I have a model that I trained for colorization (Imagenet), containing BatchNorm layers with the parameter track_running_stats=False. The results were very good, but I can’t convert that model to an ONNX one because it’s not supported at the moment (I get an error and from what I can tell, it’s not possible at the moment).
So I loaded the model weights to a model with BatchNorm (track_running_stats=True) using strict=False and resumed training, but found that the performance of the model significantly decreased even after many epochs.

Q1. Can someone please explain why making this change impacts the performance so much? I know it has to do with the mean and variance at the batch level.
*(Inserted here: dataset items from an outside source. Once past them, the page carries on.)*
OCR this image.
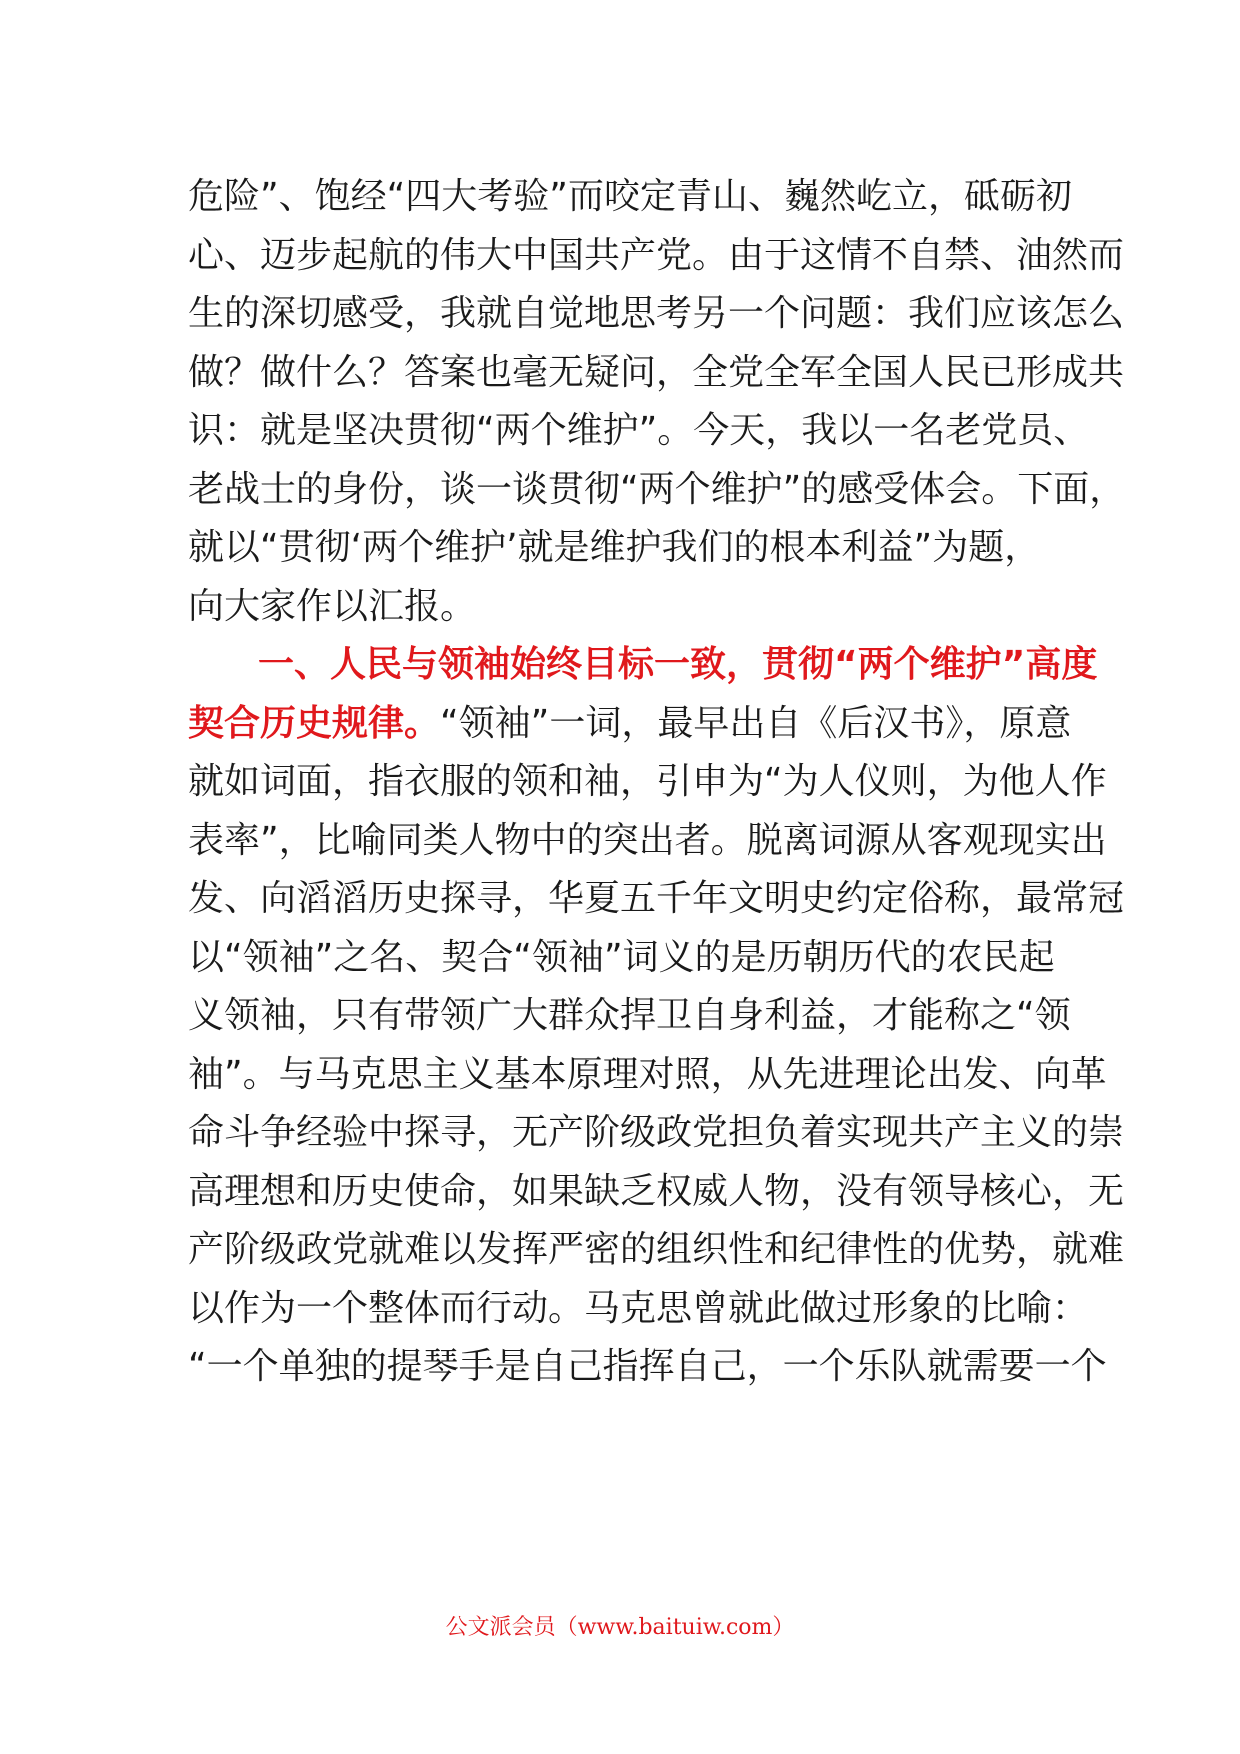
危险”、饱经“四大考验”而咬定青山、巍然屹立，砥砺初
心、迈步起航的伟大中国共产党。由于这情不自禁、油然而
生的深切感受，我就自觉地思考另一个问题：我们应该怎么
做？做什么？答案也毫无疑问，全党全军全国人民已形成共
识：就是坚决贯彻“两个维护”。今天，我以一名老党员、
老战士的身份，谈一谈贯彻“两个维护”的感受体会。下面，
就以“贯彻‘两个维护’就是维护我们的根本利益”为题，
向大家作以汇报。
一、人民与领袖始终目标一致，贯彻“两个维护”高度
契合历史规律。“领袖”一词，最早出自《后汉书》，原意
就如词面，指衣服的领和袖，引申为“为人仪则，为他人作
表率”，比喻同类人物中的突出者。脱离词源从客观现实出
发、向滔滔历史探寻，华夏五千年文明史约定俗称，最常冠
以“领袖”之名、契合“领袖”词义的是历朝历代的农民起
义领袖，只有带领广大群众捍卫自身利益，才能称之“领
袖”。与马克思主义基本原理对照，从先进理论出发、向革
命斗争经验中探寻，无产阶级政党担负着实现共产主义的崇
高理想和历史使命，如果缺乏权威人物，没有领导核心，无
产阶级政党就难以发挥严密的组织性和纪律性的优势，就难
以作为一个整体而行动。马克思曾就此做过形象的比喻：
“一个单独的提琴手是自己指挥自己，一个乐队就需要一个
公文派会员（www.baituiw.com）
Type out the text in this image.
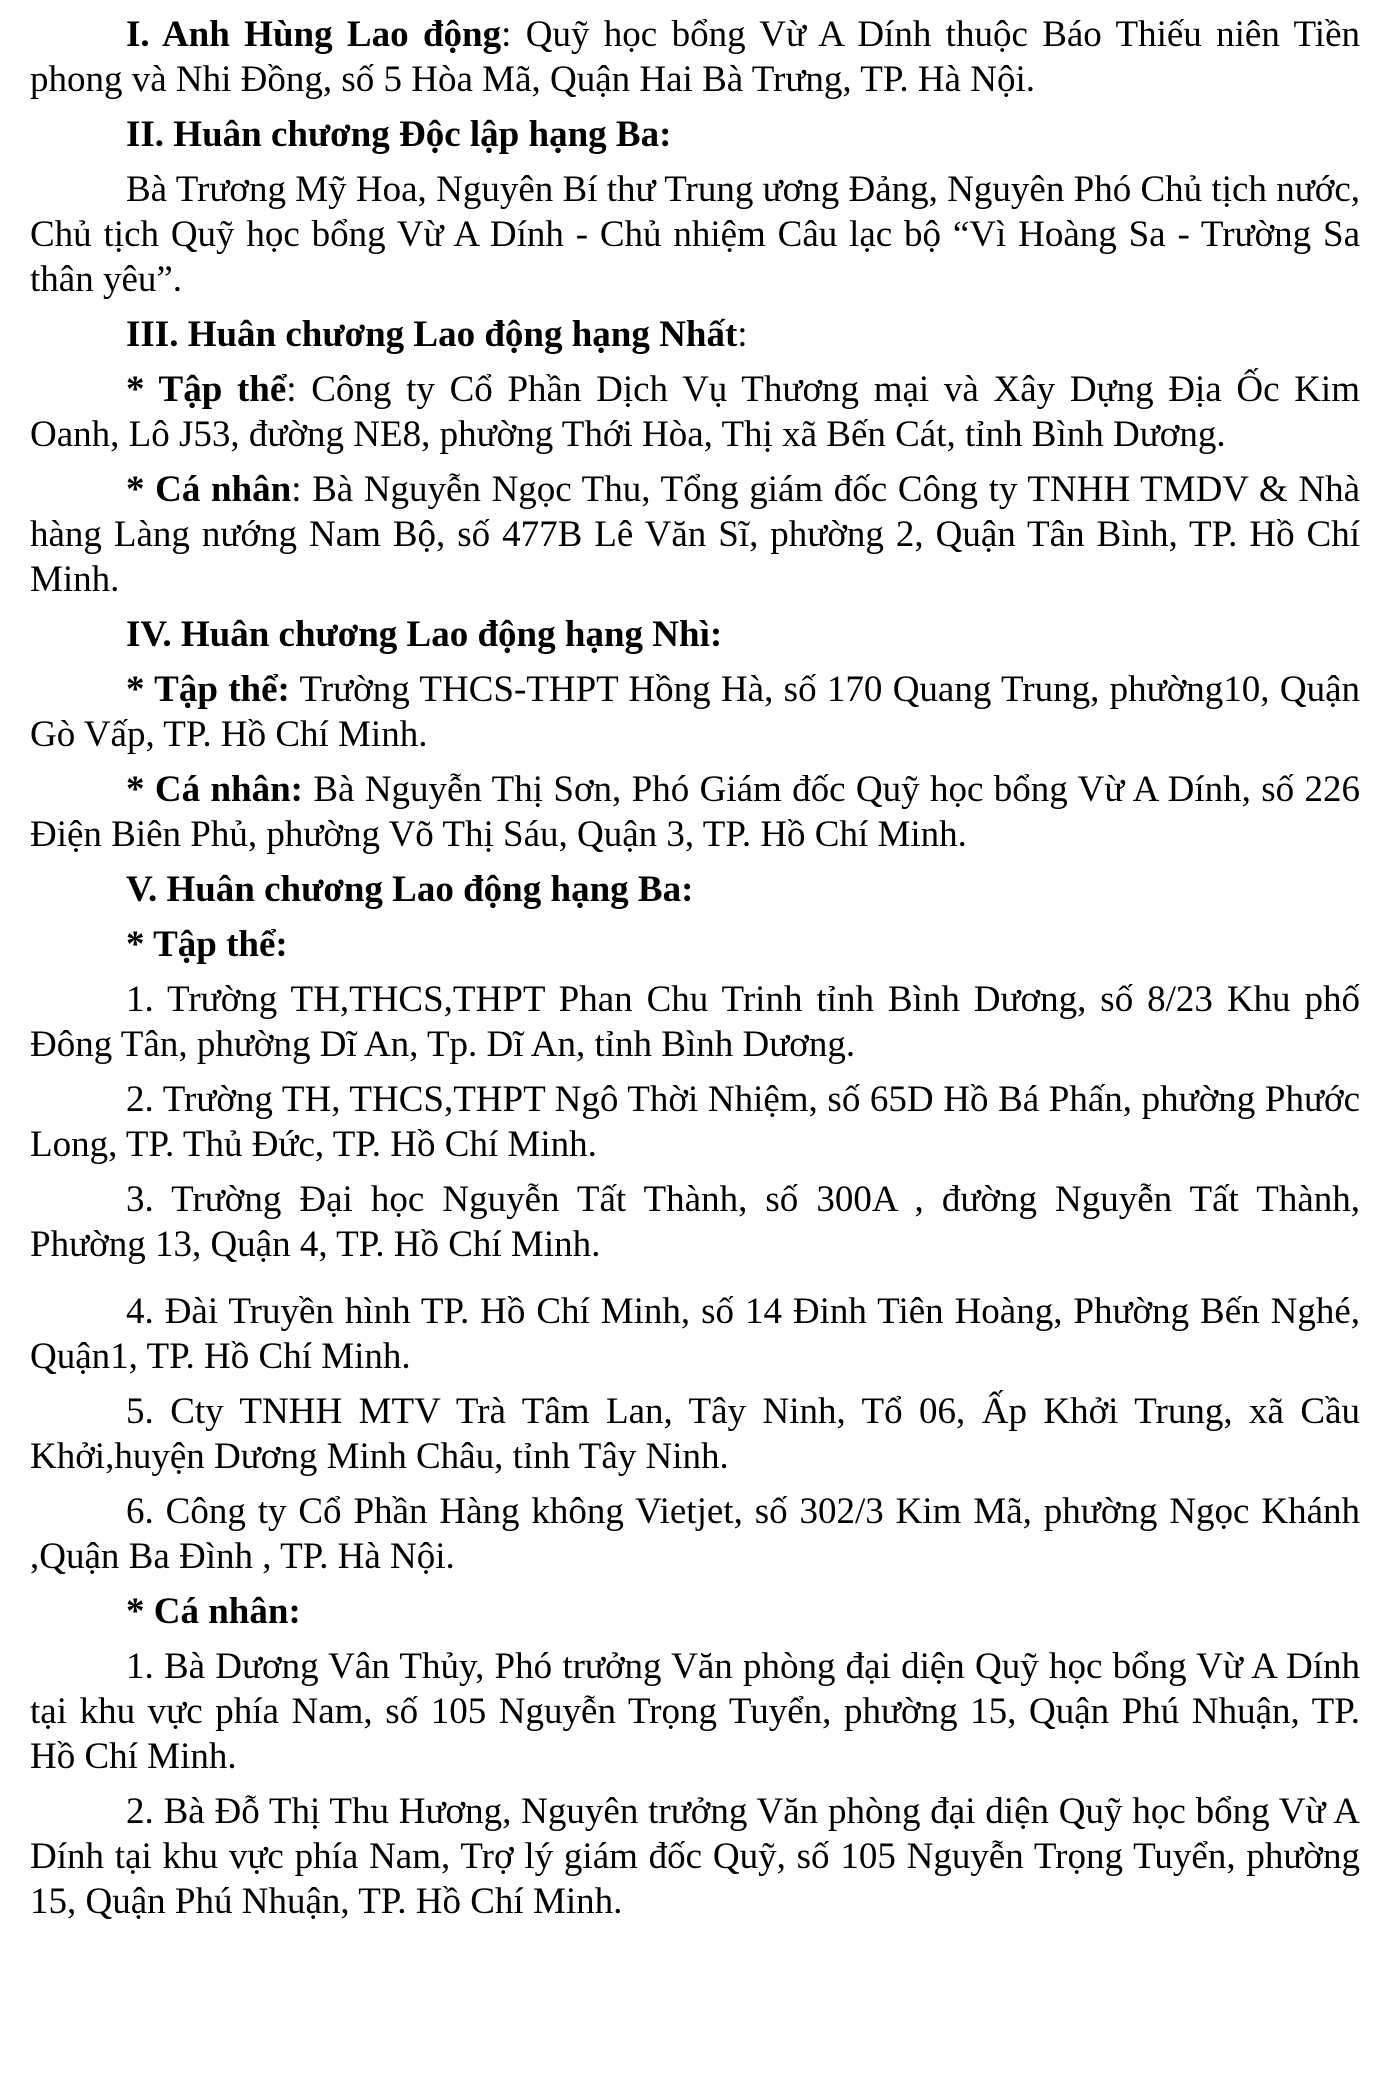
I. Anh Hùng Lao động: Quỹ học bổng Vừ A Dính thuộc Báo Thiếu niên Tiền phong và Nhi Đồng, số 5 Hòa Mã, Quận Hai Bà Trưng, TP. Hà Nội.

II. Huân chương Độc lập hạng Ba:

Bà Trương Mỹ Hoa, Nguyên Bí thư Trung ương Đảng, Nguyên Phó Chủ tịch nước, Chủ tịch Quỹ học bổng Vừ A Dính - Chủ nhiệm Câu lạc bộ “Vì Hoàng Sa - Trường Sa thân yêu”.

III. Huân chương Lao động hạng Nhất:

* Tập thể: Công ty Cổ Phần Dịch Vụ Thương mại và Xây Dựng Địa Ốc Kim Oanh, Lô J53, đường NE8, phường Thới Hòa, Thị xã Bến Cát, tỉnh Bình Dương.

* Cá nhân: Bà Nguyễn Ngọc Thu, Tổng giám đốc Công ty TNHH TMDV & Nhà hàng Làng nướng Nam Bộ, số 477B Lê Văn Sĩ, phường 2, Quận Tân Bình, TP. Hồ Chí Minh.

IV. Huân chương Lao động hạng Nhì:

* Tập thể: Trường THCS-THPT Hồng Hà, số 170 Quang Trung, phường10, Quận Gò Vấp, TP. Hồ Chí Minh.

* Cá nhân: Bà Nguyễn Thị Sơn, Phó Giám đốc Quỹ học bổng Vừ A Dính, số 226 Điện Biên Phủ, phường Võ Thị Sáu, Quận 3, TP. Hồ Chí Minh.

V. Huân chương Lao động hạng Ba:

* Tập thể:

1. Trường TH,THCS,THPT Phan Chu Trinh tỉnh Bình Dương, số 8/23 Khu phố Đông Tân, phường Dĩ An, Tp. Dĩ An, tỉnh Bình Dương.

2. Trường TH, THCS,THPT Ngô Thời Nhiệm, số 65D Hồ Bá Phấn, phường Phước Long, TP. Thủ Đức, TP. Hồ Chí Minh.

3. Trường Đại học Nguyễn Tất Thành, số 300A , đường Nguyễn Tất Thành, Phường 13, Quận 4, TP. Hồ Chí Minh.

4. Đài Truyền hình TP. Hồ Chí Minh, số 14 Đinh Tiên Hoàng, Phường Bến Nghé, Quận1, TP. Hồ Chí Minh.

5. Cty TNHH MTV Trà Tâm Lan, Tây Ninh, Tổ 06, Ấp Khởi Trung, xã Cầu Khởi,huyện Dương Minh Châu, tỉnh Tây Ninh.

6. Công ty Cổ Phần Hàng không Vietjet, số 302/3 Kim Mã, phường Ngọc Khánh ,Quận Ba Đình , TP. Hà Nội.

* Cá nhân:

1. Bà Dương Vân Thủy, Phó trưởng Văn phòng đại diện Quỹ học bổng Vừ A Dính tại khu vực phía Nam, số 105 Nguyễn Trọng Tuyển, phường 15, Quận Phú Nhuận, TP. Hồ Chí Minh.

2. Bà Đỗ Thị Thu Hương, Nguyên trưởng Văn phòng đại diện Quỹ học bổng Vừ A Dính tại khu vực phía Nam, Trợ lý giám đốc Quỹ, số 105 Nguyễn Trọng Tuyển, phường 15, Quận Phú Nhuận, TP. Hồ Chí Minh.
When track_running_stats=False it does not track these global values, correct?

Q2. Also, is there a way to convert a PyTorch model to ONNX even when using BatchNorm with track_running_stats=False?

  1. I would assume the training results would not see any impact, since the batch statistics would be used to normalize the activations in both cases (track_running_stats=True/False).
    The validation results might be different, since the running stats might not represent the batch stats well (e.g. if the data comes from different distributions etc.).
1 Like

Thank you for the reply, @ptrblck !
Indeed, this happens on test images, which can be quite different from the training dataset.

I will try to include some augmentation on the train data, so that it resembles the test data better.